24 Haziran 2018 Pazar günü yaklaşık 55 milyon seçmen, daha önce referandumla onaylamış olduğu yeni sistemde ilk defa Türkiye Cumhuriyeti’nin Cumhurbaşkanı’nı ve Türkiye Büyük Millet Meclisi’nde görev yapacak milletvekillerini seçmek için sandığa gidecek. Halkımız çok partili döneme geçildiği günden beri hükümet kurmasını istediği partiyi ve vekil adayını hür iradesi ile belirleyerek birçok dünya devletine örnek olmuştur. Seçimlerin gerçekleştirilmesi ve seçmenin iradesinin sandığa yansıması noktasında da parmakla gösterilecek bir olgunluğa erişmiştir.

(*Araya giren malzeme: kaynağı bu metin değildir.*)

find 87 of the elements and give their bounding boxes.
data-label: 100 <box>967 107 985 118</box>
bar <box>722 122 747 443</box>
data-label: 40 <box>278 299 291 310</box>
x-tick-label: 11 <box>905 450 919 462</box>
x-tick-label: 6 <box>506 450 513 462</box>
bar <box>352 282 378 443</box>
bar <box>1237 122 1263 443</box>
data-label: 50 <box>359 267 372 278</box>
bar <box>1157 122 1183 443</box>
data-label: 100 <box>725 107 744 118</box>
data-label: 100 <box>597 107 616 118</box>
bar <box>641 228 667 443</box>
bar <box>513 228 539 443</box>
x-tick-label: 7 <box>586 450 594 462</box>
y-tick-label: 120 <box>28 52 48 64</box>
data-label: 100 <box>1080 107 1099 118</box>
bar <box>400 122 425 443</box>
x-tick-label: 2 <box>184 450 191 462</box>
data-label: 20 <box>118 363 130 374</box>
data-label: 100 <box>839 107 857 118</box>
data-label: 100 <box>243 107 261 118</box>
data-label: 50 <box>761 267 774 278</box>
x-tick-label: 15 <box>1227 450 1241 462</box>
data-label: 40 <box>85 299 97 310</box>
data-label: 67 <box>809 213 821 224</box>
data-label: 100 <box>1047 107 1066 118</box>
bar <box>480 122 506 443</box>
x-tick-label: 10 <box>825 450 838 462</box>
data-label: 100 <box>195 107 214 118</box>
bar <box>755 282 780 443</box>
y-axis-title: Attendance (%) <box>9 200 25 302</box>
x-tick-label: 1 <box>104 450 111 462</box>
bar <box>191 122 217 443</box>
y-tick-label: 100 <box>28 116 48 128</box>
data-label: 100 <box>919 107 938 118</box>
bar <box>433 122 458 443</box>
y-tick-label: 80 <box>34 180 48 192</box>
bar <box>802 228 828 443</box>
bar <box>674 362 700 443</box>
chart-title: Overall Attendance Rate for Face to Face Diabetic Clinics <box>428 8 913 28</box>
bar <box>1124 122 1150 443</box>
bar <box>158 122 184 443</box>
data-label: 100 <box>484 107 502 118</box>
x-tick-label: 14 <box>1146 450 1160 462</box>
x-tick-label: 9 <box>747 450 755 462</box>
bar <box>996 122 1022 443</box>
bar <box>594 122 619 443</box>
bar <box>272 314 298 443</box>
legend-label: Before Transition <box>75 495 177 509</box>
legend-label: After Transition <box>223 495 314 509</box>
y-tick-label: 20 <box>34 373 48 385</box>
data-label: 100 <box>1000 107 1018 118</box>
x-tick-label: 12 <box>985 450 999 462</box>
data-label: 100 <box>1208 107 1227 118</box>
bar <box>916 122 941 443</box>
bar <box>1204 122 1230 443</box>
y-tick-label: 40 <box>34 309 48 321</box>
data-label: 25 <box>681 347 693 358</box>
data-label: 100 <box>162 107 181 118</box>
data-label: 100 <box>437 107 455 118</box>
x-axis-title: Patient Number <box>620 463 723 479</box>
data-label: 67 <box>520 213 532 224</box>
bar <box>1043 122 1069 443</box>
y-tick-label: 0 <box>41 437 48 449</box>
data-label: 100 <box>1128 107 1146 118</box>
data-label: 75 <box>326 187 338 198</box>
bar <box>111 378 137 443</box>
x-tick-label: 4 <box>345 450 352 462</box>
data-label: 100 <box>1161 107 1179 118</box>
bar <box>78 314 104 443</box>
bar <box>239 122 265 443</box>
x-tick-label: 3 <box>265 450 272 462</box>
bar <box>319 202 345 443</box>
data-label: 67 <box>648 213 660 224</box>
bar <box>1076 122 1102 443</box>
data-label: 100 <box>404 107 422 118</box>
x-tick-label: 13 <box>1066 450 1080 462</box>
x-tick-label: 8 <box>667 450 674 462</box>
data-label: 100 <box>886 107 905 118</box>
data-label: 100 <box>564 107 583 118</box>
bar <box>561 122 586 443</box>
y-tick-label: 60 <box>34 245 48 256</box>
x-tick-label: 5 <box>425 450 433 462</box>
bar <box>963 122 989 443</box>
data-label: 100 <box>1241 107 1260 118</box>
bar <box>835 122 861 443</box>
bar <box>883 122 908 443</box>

Halkımızın bu demokratik olgunluğu ve tercihleri doğrultusunda oluşan hükümetler sayesinde ülkemiz, özellikle son yıllarda istikrarlı bir şekilde yönetilmiş ve büyümüştür. Sağlık, ulaşım, eğitim, iletişim, savunma sanayi gibi birçok alanda büyük yatırımlar hayata geçirilmiş ve başarılı sonuçlar alınmıştır. Böylece Türkiye Cumhuriyeti bölgesinde hem ekonomik hem de siyasi bir çekim ve güç merkezi olmuştur. Gönül coğrafyamızla köprüler kurulmuş ve kadim medeniyetimizle ilişkilerimiz geliştirilmiştir.
Son on yılda ülke içindeki ve dışarıdaki şer odakları tarafından hayata geçirilen sinsi engelleme ve darbe girişimlerine rağmen söz konusu ilerleme devam etmiştir. Ülkenin bekasına kasteden planlar bozulmuş suçlulara hak ettikleri cezalar verilmiştir, verilmeye de devam edilmektedir. Devletin varlığını, toplumun birlik ve beraberliğini hedef alan kuşatmalara ve örtülü savaş haline rağmen; bir ülkenin kılcal damarları olan Sivil Toplum Örgütleri hem hukuki manada hem de faaliyet alanında, eski dönemlerle kıyaslanmayacak derecede destek görmüştür.
Halkın dînî ve manevî değerlerini ifade edebilmesi ve yaşaması konusunda engellemeler ortadan kaldırılmıştır. Başörtüsü takmak isteyen kadınlar ve kızlar, gerek okullarda gerekse kamusal alan denilen resmi dairelerde kendilerine dayatılan yasaklardan kurtulmuştur. İmam-Hatip okulları, halkın ihtiyaçlarını karşılayacak sayıda açılmış ve bu okullarda eğitim alan öğrencilerin daha önceki hükümetler döneminde engellenen hakları tekrar kendilerine tanınmıştır. Kuran-ı Kerim eğitimi ile ilgili kısıtlamalara son verilmiştir. 28 Şubat’ın mağdurlarında açtığı yaralar sarılmış ve milletimizin yaşadığı toplumsal travma bertaraf edilmiştir.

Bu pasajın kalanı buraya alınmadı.